Walken, Wood and Robertson were not given much character motivation by Trumbull and so they improvised. Fletcher had already shot her major scene at RTP, where she suffered a fatal heart attack while wearing the invention she developed with Walken, a helmet that records the thoughts of its wearer.

Wood spoke to Trumbull and told him that the extras were looking at her rather than holding private conversations. He told her they were guests at her party, ignoring the fact that extras were not supposed to be noticing the star, but acting as party guests ordinarily do.

A hastily constructed bar party scene presided over by Walken looked “like one at a mortuary,” he remarked to me. My Foxfire friend Marie Blood, who had performed a child shimmy with Houdini in his 1925 shows and looked like Doris Roberts, was brought in to loosen the mood, and Walken sang “Babalu” before the takes, backed up by the Bob Murphy Quartet, who played light jazz through the party.

Blood formed a bond with Wood and Walken. At the wrap party, Wood served and autographed Andre Champagne bottles; she offered one to Blood, who stated, “What would I do with an autograph? Just let me hold you.” Wood laughed and embraced her. That was my favorite moment.
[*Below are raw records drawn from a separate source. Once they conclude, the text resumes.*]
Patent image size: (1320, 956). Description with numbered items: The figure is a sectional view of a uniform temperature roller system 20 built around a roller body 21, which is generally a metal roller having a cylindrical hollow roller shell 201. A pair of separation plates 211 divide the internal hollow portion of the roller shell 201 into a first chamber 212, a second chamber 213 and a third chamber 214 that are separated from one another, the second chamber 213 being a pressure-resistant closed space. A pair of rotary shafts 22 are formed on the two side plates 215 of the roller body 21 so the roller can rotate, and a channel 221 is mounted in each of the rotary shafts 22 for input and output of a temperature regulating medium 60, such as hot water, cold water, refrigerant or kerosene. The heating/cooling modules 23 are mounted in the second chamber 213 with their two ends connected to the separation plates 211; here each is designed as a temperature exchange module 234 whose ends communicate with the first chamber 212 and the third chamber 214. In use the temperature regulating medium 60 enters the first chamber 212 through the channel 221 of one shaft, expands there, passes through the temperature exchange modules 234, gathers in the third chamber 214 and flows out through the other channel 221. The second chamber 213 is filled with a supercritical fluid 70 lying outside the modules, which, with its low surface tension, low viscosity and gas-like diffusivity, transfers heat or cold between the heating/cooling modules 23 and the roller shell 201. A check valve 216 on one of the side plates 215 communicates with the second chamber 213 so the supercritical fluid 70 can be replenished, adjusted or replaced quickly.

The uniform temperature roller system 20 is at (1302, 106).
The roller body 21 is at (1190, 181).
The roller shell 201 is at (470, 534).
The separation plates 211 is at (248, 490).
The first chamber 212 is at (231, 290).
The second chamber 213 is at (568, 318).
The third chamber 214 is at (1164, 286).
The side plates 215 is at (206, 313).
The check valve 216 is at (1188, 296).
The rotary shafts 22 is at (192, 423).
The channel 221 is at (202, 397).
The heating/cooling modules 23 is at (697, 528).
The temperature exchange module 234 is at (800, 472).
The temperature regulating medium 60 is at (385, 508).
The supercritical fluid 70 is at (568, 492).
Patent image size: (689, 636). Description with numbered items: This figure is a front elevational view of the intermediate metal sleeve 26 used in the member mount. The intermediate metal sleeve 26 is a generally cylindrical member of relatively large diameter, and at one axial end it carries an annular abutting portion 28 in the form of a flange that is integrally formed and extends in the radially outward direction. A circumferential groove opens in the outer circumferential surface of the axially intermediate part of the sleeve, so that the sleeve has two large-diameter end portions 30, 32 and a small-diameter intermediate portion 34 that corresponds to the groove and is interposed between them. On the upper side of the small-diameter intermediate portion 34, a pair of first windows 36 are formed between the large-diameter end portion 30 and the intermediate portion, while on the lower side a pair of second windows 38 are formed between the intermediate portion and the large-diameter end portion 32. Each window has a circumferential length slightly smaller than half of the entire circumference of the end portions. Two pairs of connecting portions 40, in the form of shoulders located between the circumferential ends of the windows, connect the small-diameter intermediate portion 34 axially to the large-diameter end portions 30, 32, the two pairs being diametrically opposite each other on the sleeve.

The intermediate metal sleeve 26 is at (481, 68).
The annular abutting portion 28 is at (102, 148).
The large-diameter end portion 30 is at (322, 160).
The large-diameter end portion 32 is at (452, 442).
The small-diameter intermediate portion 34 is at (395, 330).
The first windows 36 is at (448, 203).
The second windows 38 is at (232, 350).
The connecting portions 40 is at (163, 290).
I was embarrassed when the stars were constantly approached for autographs and personal pictures. It was a difficult shoot, and the stars and Trumbull cooperated with the intrusive requests. I was rewarded by the stars giving me interviews and letting me do my other job.

I got Wood’s autograph on a piece of paper at the wrap party, but I quickly told her that I was asking her questions for my newspaper. She told me that she was starting rehearsals for her stage debut in “Anastasia” in Los Angeles in two weeks.

Three weeks later, we woke up to learn about Natalie Wood's untimely death. The movie was nowhere near completion and a few scenes with Wood were never filmed. Trumbull told Lloyds of London that enough of Wood’s part was filmed to counteract the MGM/UA claim that they weren’t. Trumbull assigned the Wood scenes to another actor and used Wood’s lookalike sister Lana in long shots and shaded profile.

The premiere of sorts was held at the opening of Cinema 4 in Aberdeen in November 1983. (The theater was located where the Nissan dealership is now.) We all attended and toasted Wood’s memory. The film itself received mixed reviews and was a commercial flop.

To me, it was an experience I treasured because I observed movie people working and creating. Fifteen years later, I began my 20-year span working as a reporter for the film industry guilds and was envied for working on the last film of Natalie Wood.

Writer Kevin Lewis lives in Carthage.